Today I was up in my happy place riding my bike.
When I left the house this morning I was planning to climb to Marshall Pass and then climb backwards up the Crest trail to the top of Greens and down. I figured there would be snow, but passable. Messy.
As I rolled through town on the way to CR120 I thought about it. Up to Greens and down seemed short. It would be trail I haven't seen since 2013 so it qualifies, but it seemed short for a beautiful early summer day with an early start. A more worthy ride would be Marshall and then Starvation Creek, then back up the Silver Creek road to do the Rainbow. That's a hard ride. So before I hit the city limits my plan had switched.
Starvation was amazing. Early summer beauty. Everything wet and mossy. But it was also strenuous, more than I remembered. Especially since I couldn't keep myself from clearing half a dozen blowdowns.
As I got down to the junction with Poncha Creek I was thinking about calling it a day and heading home rather than taking on the hour climb back up to the Rainbow trailhead. I was tired. It was hot and getting hotter.
"Well," I sez to myself. "Well, if I go home right now it's just a bike ride. But if I suck it up and climb up and ride that trail, then it's a 60-miler with over a mile of climbing. That's an accomplishment."
So here's the thing that popped into my head. Why does it need to be an accomplishment?

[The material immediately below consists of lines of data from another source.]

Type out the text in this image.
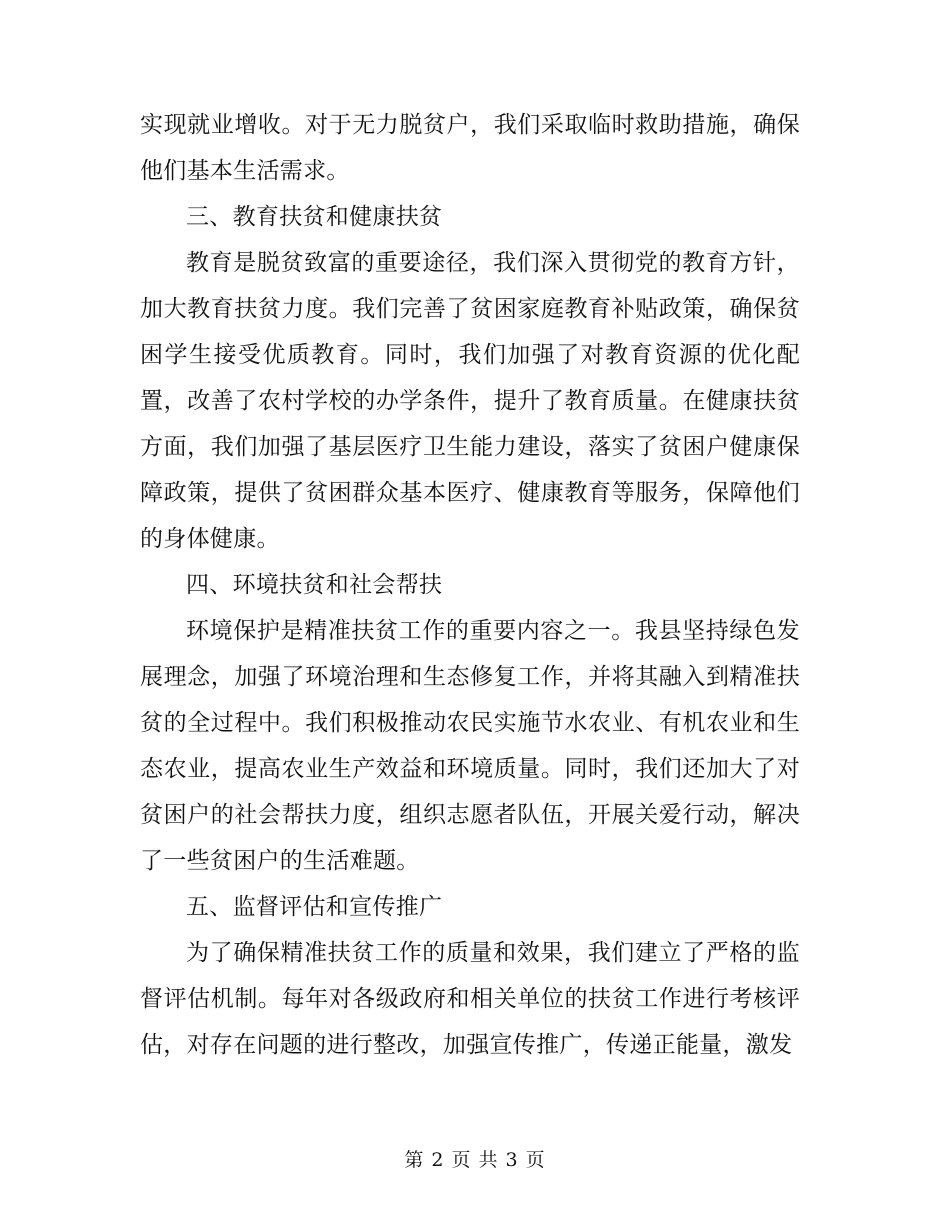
实现就业增收。对于无力脱贫户，我们采取临时救助措施，确保他们基本生活需求。

三、教育扶贫和健康扶贫

教育是脱贫致富的重要途径，我们深入贯彻党的教育方针，加大教育扶贫力度。我们完善了贫困家庭教育补贴政策，确保贫困学生接受优质教育。同时，我们加强了对教育资源的优化配置，改善了农村学校的办学条件，提升了教育质量。在健康扶贫方面，我们加强了基层医疗卫生能力建设，落实了贫困户健康保障政策，提供了贫困群众基本医疗、健康教育等服务，保障他们的身体健康。

四、环境扶贫和社会帮扶

环境保护是精准扶贫工作的重要内容之一。我县坚持绿色发展理念，加强了环境治理和生态修复工作，并将其融入到精准扶贫的全过程中。我们积极推动农民实施节水农业、有机农业和生态农业，提高农业生产效益和环境质量。同时，我们还加大了对贫困户的社会帮扶力度，组织志愿者队伍，开展关爱行动，解决了一些贫困户的生活难题。

五、监督评估和宣传推广

为了确保精准扶贫工作的质量和效果，我们建立了严格的监督评估机制。每年对各级政府和相关单位的扶贫工作进行考核评估，对存在问题的进行整改，加强宣传推广，传递正能量，激发

第 2 页 共 3 页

And I chewed on that during the hot dusty climb up the Silver Creek Road...
Some of my heroes are the people who do the Big Multi-Day Rides like the TD (wow what a finish for the men's field last night!) When I grow up I want to be Eszter Horanyi or Jefe Branham or Mike Curiak. What they do and have done really inspires me. I have half the gear I need to get into that game, and friends tease me for how often I've declared that I'm going to get out touring, but never do.
Most of those heroes of mine graduated from the Big One-Day Rides like Leadville, the Breck 100, and of course the daddy of them all, the Vapor Trail 125.
I never graduated. I'm still stuck on the Big One-Day. And my little internal pep talk reminded me why.
I'm hooked on the banana split feeling. What, you say, is the banana split feeling? Well, it's this feeling you get after you do something hard and then your dad and his best friend Jerry take you to tastee freeze and buy you whatever you want. And they tell you they're proud of you. And you feel all settled, and satisfied. Like you did what you set out to do.
This should really be a Father's Day post, but it wasn't in my head yet. And Father's Day is just arbitrary. We shouldn't limit ourselves to thinking about our dads when Hallmark tells us we should.
Forty years ago. Forty plus. My dad and his friend Jerry Barringer got into riding bikes with gears and funny handlebars. Tony Barringer was my age and my friend too, so we had a posse. Check Tony out with that ridiculous hat! King of the Mountains theme.
That's me with the poo brown Schwinn Varsity with the yellow bar tape.
So it started with riding to the next town to have a burger at the diner there. And then some longer rides, and then centuries.
What I really got thinking about today as I asked my tired body to work for just another couple hours instead of going home was that first one. My first century ride. I know I finished it on that Schwinn. I got a better bike, an Italian Torpado (with Campy!) using paper route money the next year. But that day, that banana split day, I was a little kid on a 48 pound steel throwback to a different era.
It was the Seaway Century out of Muskegon, Michigan. I can't honestly remember if it was 1974 when I was 10 or 1975 when I was eleven. I remember crying. I remember really caring about whether I was close enough to my dad's back wheel to be in his draft. And I remember the words. He didn't make me feel bad for crying. He just spoke to me evenly and we worked through the miles. I can't tell you what he said, but I'm pretty sure I remember what it meant.
That experience I think set up some basic wiring in me. There's something in me that likes getting up out of bed and facing a big challenge; to be dealt with and either completed or not before it's time to go to bed again. And then you eat ice cream. And hamburgers.
I think I'm going to go get some ice cream.